Se è vero che Piazza Fontana incoraggia e potenzia le pulsioni violente dell'estremismo rosso e induce alcuni suoi esponenti a scegliere la strada della lotta armata, non è tuttavia sostenibile, come molti hanno a lungo affermato, che la scelta della violenza e poi della clandestinità e del terrorismo siano da imputare soltanto a quella tragica vicenda. Già prima del 12 dicembre 1969 la Nuova Sinistra, in alcuni episodi sopra citati (dal luglio '60 di Genova, al '62 di Torino fino alla battaglia ingaggiata dagli studenti con le forze dell'ordine a Valle Giulia il 1° marzo 1968) non si era astenuta dalla violenza di piazza (che non è quella terroristica, certo, ma che talvolta ne è il preludio); non si era astenuta dal praticare e predicare la violenza, perché sedotta dal potente e pervasivo mito della rivoluzione di cui quest'ultima appariva una componente essenziale: sia per motivazioni ideologiche riconducibili al marxismo e al sindacalismo rivoluzionario primonovecentesco, sia per le suggestioni legate alla tradizione insurrezionalista di matrice resistenziale, rinfocolata dal fascino esercitato, specie nel mondo giovanile, dalla guerriglia sudamericana e vietnamita. Un'analisi, questa, confermata da quanto l'ex leader di Lotta Continua, Adriano Sofri, ebbe a dichiarare nel 2004: «Noi non abbiamo cominciato a credere non solo nella necessità ma addirittura nella virtù della violenza dopo il 12 dicembre. Noi ce ne riempivamo la bocca da molto tempo prima. Ed eravamo soltanto epigoni di una lunghissima tradizione di cui il culto della violenza ribelle e liberatrice era una parte assolutamente essenziale . Un'idea della violenza come passaggio decisivo e costitutivo dell'uomo nuovo: la violenza emancipatrice, la violenza come levatrice della storia». Sofri, inoltre, in questo passaggio, evidenzia un altro elemento essenziale della rivoluzione sessantottina: la sua radicalità, il suo carattere palingenetico, antropologico, religioso, dunque necessariamente totalitario e violento, che la colloca nella scia di un persistente e tenace radicalismo italiano, confermando la lettura che ne propone Matteucci come «rivolta populista», fondata su «idee semplici» e «passioni elementari».

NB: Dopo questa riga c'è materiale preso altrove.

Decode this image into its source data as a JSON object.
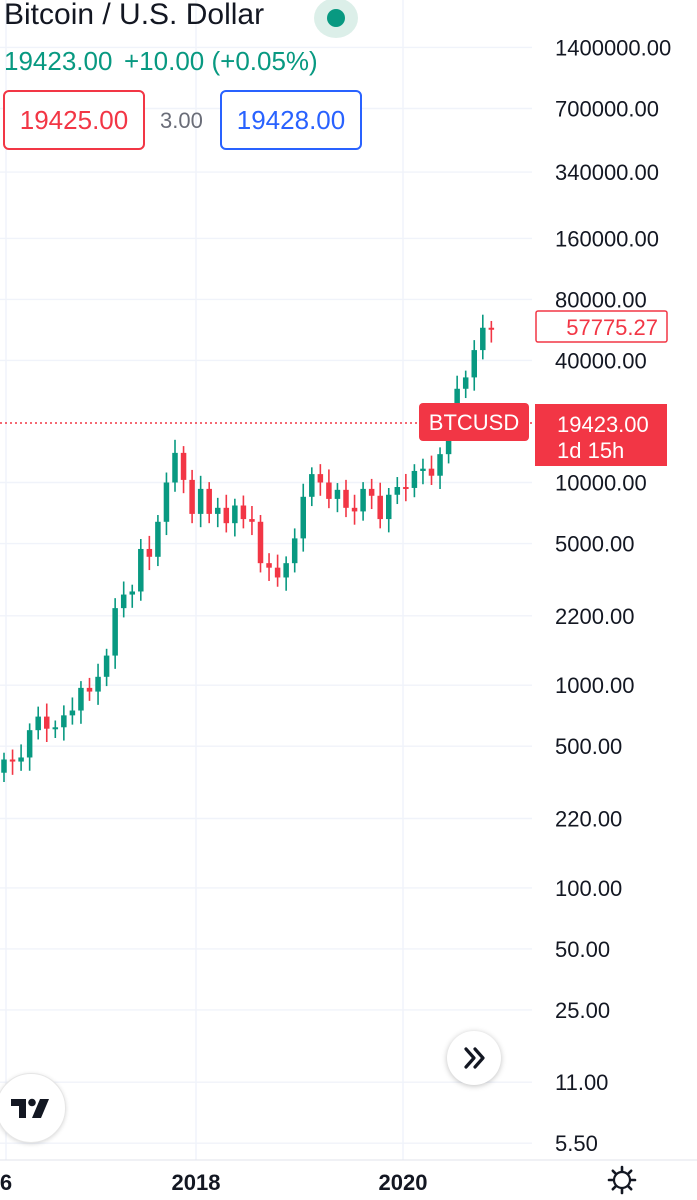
{
  "header": {
    "title": "Bitcoin / U.S. Dollar",
    "price": "19423.00",
    "change": "+10.00 (+0.05%)",
    "sell_price": "19425.00",
    "spread": "3.00",
    "buy_price": "19428.00"
  },
  "chart_data": {
    "type": "candlestick",
    "y_scale": "log",
    "y_tick_labels": [
      "1400000.00",
      "700000.00",
      "340000.00",
      "160000.00",
      "80000.00",
      "40000.00",
      "10000.00",
      "5000.00",
      "2200.00",
      "1000.00",
      "500.00",
      "220.00",
      "100.00",
      "50.00",
      "25.00",
      "11.00",
      "5.50"
    ],
    "x_tick_labels": [
      "6",
      "2018",
      "2020"
    ],
    "price_line_label": "BTCUSD",
    "current_price": "19423.00",
    "countdown": "1d 15h",
    "high_label": "57775.27",
    "colors": {
      "up": "#089981",
      "down": "#f23645",
      "grid": "#f0f3fa"
    }
  },
  "controls": {
    "scroll_icon": "double-chevron-right-icon",
    "logo": "tradingview-logo",
    "settings_icon": "gear-icon"
  }
}
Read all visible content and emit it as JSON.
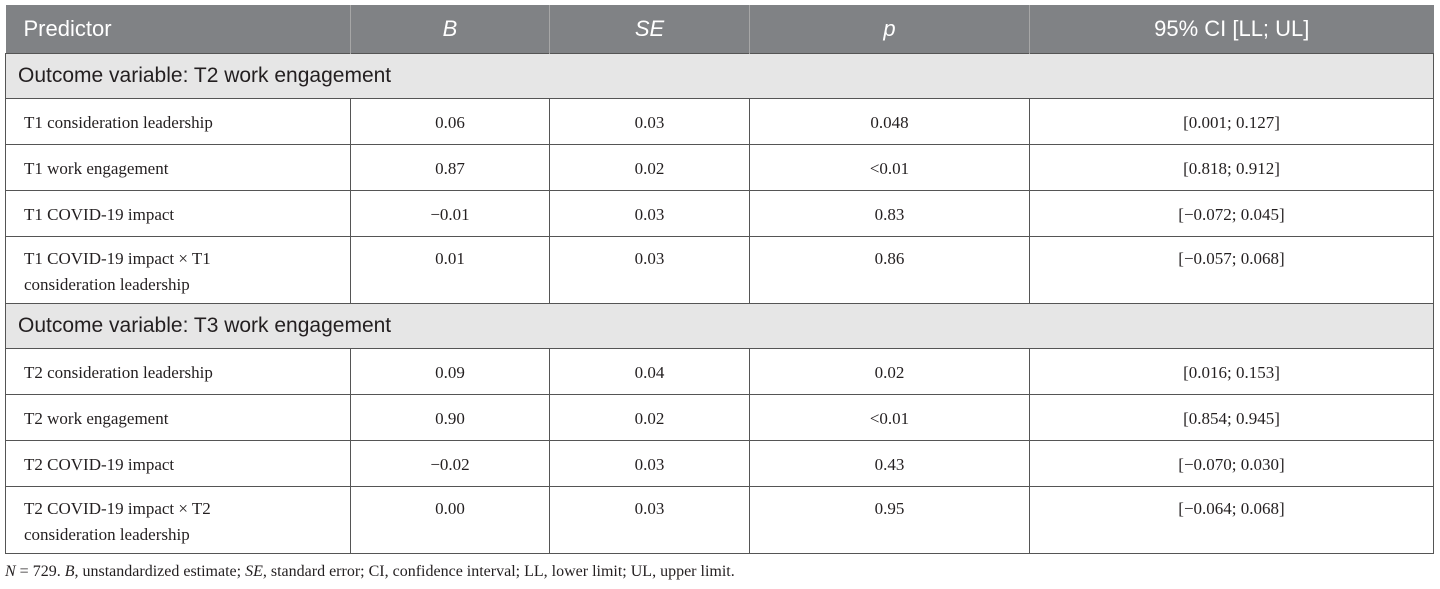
{
  "table": {
    "header": [
      "Predictor",
      "B",
      "SE",
      "p",
      "95% CI [LL; UL]"
    ],
    "sections": [
      {
        "title": "Outcome variable: T2 work engagement",
        "rows": [
          [
            "T1 consideration leadership",
            "0.06",
            "0.03",
            "0.048",
            "[0.001; 0.127]"
          ],
          [
            "T1 work engagement",
            "0.87",
            "0.02",
            "<0.01",
            "[0.818; 0.912]"
          ],
          [
            "T1 COVID-19 impact",
            "−0.01",
            "0.03",
            "0.83",
            "[−0.072; 0.045]"
          ],
          [
            "T1 COVID-19 impact × T1 consideration leadership",
            "0.01",
            "0.03",
            "0.86",
            "[−0.057; 0.068]"
          ]
        ]
      },
      {
        "title": "Outcome variable: T3 work engagement",
        "rows": [
          [
            "T2 consideration leadership",
            "0.09",
            "0.04",
            "0.02",
            "[0.016; 0.153]"
          ],
          [
            "T2 work engagement",
            "0.90",
            "0.02",
            "<0.01",
            "[0.854; 0.945]"
          ],
          [
            "T2 COVID-19 impact",
            "−0.02",
            "0.03",
            "0.43",
            "[−0.070; 0.030]"
          ],
          [
            "T2 COVID-19 impact × T2 consideration leadership",
            "0.00",
            "0.03",
            "0.95",
            "[−0.064; 0.068]"
          ]
        ]
      }
    ]
  },
  "footnote": [
    "N",
    " = 729. ",
    "B",
    ", unstandardized estimate; ",
    "SE",
    ", standard error; CI, confidence interval; LL, lower limit; UL, upper limit."
  ]
}
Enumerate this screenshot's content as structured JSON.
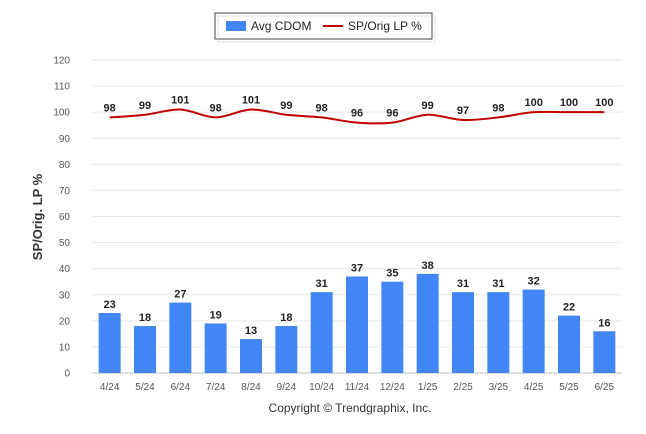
{
  "chart_data": {
    "type": "bar",
    "categories": [
      "4/24",
      "5/24",
      "6/24",
      "7/24",
      "8/24",
      "9/24",
      "10/24",
      "11/24",
      "12/24",
      "1/25",
      "2/25",
      "3/25",
      "4/25",
      "5/25",
      "6/25"
    ],
    "series": [
      {
        "name": "Avg CDOM",
        "kind": "bar",
        "color": "#4285f4",
        "values": [
          23,
          18,
          27,
          19,
          13,
          18,
          31,
          37,
          35,
          38,
          31,
          31,
          32,
          22,
          16
        ]
      },
      {
        "name": "SP/Orig LP %",
        "kind": "line",
        "color": "#c00000",
        "values": [
          98,
          99,
          101,
          98,
          101,
          99,
          98,
          96,
          96,
          99,
          97,
          98,
          100,
          100,
          100
        ]
      }
    ],
    "ylabel": "SP/Orig. LP %",
    "ylim": [
      0,
      120
    ],
    "yticks": [
      0,
      10,
      20,
      30,
      40,
      50,
      60,
      70,
      80,
      90,
      100,
      110,
      120
    ],
    "grid": true,
    "legend_position": "top-center"
  },
  "footer": "Copyright © Trendgraphix, Inc."
}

Tutto questo contribuisce a spiegare la «lunga durata» del Sessantotto italiano, rispetto, per esempio, a quello francese. Il massimalismo, abilmente cavalcato e imbrigliato da Mussolini prima e da Togliatti poi, riemerge prepotente nel nuovo «biennio rosso» fine anni 60, corroborato ed estremizzato proprio dalla strage di Milano (si pensi soltanto alla vera e propria istigazione all'omicidio del commissario Luigi Calabresi, incaricato di svolgere le indagini su quella vicenda, da parte di Lotta Continua, che lo accusò della morte di Pinelli: una istigazione, come è noto, alla fine tragicamente accolta).

Inoltre, soprattutto, a differenza di altri Paesi occidentali, da noi l'estremismo sessantottino, nato fra gli studenti e molto politicizzato, sopravvive a lungo, perché, grazie all'iniziativa dei suoi leaders operaisti, riesce a saldarsi, nel '69, con l'Autunno caldo degli operai, in un fronte comune che radicalizza la lotta sindacale orientandola verso il raggiungimento di importanti, inediti obiettivi, quali lo Statuto dei lavoratori. La Cgil, ma anche il Pci di Longo, intenzionato a non avere nemici a sinistra e a capitalizzare la protesta, in questa fase blandiscono il movimentismo extraparlamentare, contribuendo certamente alla sua forza e longevità, salvo poi, intorno alla metà degli anni '70, prendere nettamente le distanze da certe sue manifestazioni violente (come, per esempio, l'assalto degli autonomi (i «nuovi fascisti») al palco di Lama nel '77, alla Sapienza di Roma), fino a condannare con nettezza il terrorismo brigatista l'anno successivo, in occasione del rapimento e dell'assassinio di Aldo Moro.

Condannarlo e stringersi solidali attorno alle istituzioni democratiche, le quali, a differenza del 1919-20, reggono il colpo e preparano le condizioni per la sconfitta del terrorismo, così come, nove anni prima, grazie anche al comportamento responsabile dell'opposizione di sinistra e dei sindacati, avevano sbarrato la strada alla svolta autoritaria perseguita dagli ispiratori della strage di Piazza Fontana.